Here I try to write it down.
$$a_n=2(120)\int_{0}^{1/120} 100 \sin {120 \pi t} \cos {120n \pi t} dt$$
In Euler formula:
$$\sin {120 \pi t} = \frac {e^{120i\pi t} - e^{- i 120 \pi t}}{2i}$$
$$ \cos {120n \pi t} =\frac{e^{120 n i\pi t} + e^{- i 120 n \pi t}}{2}$$
Substituting these formula to integran gives:
$$a_n=2(120)\int_{0}^{1/120} 100 \frac{1}{4i} \left ( e^{120i\pi t} - e^{- 120 i \pi t} \right)\left ( e^{120ni\pi t} - e^{- 120 n i \pi t} \right)dt$$
$$a_n=\frac{2(120)(100)}{4i}\int_{0}^{1/120} \left[e^{i 120 \pi t \left(1+n \right)} - e^{i 120 \pi t \left(1-n \right)} - e^{i 120 \pi t \left(-1+n \right)}+e^{i 120 \pi t \left(-1-n \right)}\right]dt$$.
At this stage, is that true? If I am not mistaken, I continued the integration:
$$a_n={96 000i} \left[\frac {e^{i 120 \pi t \left(1+n \right)}}{(120\pi i)(1+n)} - \frac {e^{i 120 \pi t \left(1-n \right)}}{(120\pi i)(1-n)} - \frac {e^{i 120 \pi t \left(-1+n \right)}}{(120\pi i)(-1+n)}+\frac {e^{i 120 \pi t \left(-1-n \right)}}{(120\pi i)(-1-n)}\right]^{1/120}_{0} dt$$
$$a_n=\frac{96 000i} {120 \pi i}\left[\frac {e^{i 120 \pi t \left(1+n \right)}}{(1+n)} - \frac {e^{i 120 \pi t \left(1-n \right)}}{(1-n)} + \frac {e^{i 120 \pi t \left(-1+n \right)}}{(1-n)}-\frac {e^{i 120 \pi t \left(-1-n \right)}}{(1+n)}\right]^{1/120}_{0} dt$$
After that, I found that cosine terms in euler Formula cancel each other, but sine is not.
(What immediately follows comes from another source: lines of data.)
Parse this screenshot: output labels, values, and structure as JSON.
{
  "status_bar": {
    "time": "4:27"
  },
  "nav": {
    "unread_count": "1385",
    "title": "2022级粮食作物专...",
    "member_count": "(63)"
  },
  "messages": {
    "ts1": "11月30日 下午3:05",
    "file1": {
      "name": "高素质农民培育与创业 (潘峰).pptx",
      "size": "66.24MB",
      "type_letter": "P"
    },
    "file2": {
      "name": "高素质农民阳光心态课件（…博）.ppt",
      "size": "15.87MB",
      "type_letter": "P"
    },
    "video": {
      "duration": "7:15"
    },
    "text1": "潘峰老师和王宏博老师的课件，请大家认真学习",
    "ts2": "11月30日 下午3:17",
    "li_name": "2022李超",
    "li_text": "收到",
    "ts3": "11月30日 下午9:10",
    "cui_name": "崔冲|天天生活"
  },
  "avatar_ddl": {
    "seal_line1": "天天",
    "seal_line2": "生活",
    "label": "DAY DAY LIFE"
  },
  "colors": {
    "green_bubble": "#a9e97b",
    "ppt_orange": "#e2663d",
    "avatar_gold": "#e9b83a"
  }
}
Unfortunately, the argument for sine is n pi then sine become zero.
 
Hmm, But if I use trigonometric formula for sin A cos B = 1/2 [sin (A+B) sin (A-B)] I got different result. therefore somehow my integration bugging
 
BvU said:
Advice: make a sketch for a few cases (n = 0, 1, 2, 3 ...) and see when coefficients are zero and when they are not

agnimusayoti said:
After that, I found that cosine terms in euler Formula cancel each other, but sine is not
And how is that for the integral from 1/120 to 1/60 ?
 
It should be the same as half period because V(t) is even function right. But, the problem is executing Euler formula. I wonder what should I do in case I forget the trigonometric formula and not allowed to see it in textbook, since there are so many trigonometric formula. Huft
 
agnimusayoti said:
It should be the same as half period because V(t) is even function right
You want to check that anyway. Remember that ##V(t) =\ {\bf -} \ \sin(...)## there !

BvU said:
Advice: make a sketch for a few cases (n = 0, 1, 2, 3 ...) and see when coefficients are zero and when they are not
And if you post them, I might point out some isssues you misss.
Don't be fixed on Euler if that doesn't work for you.. It's sines and cosines.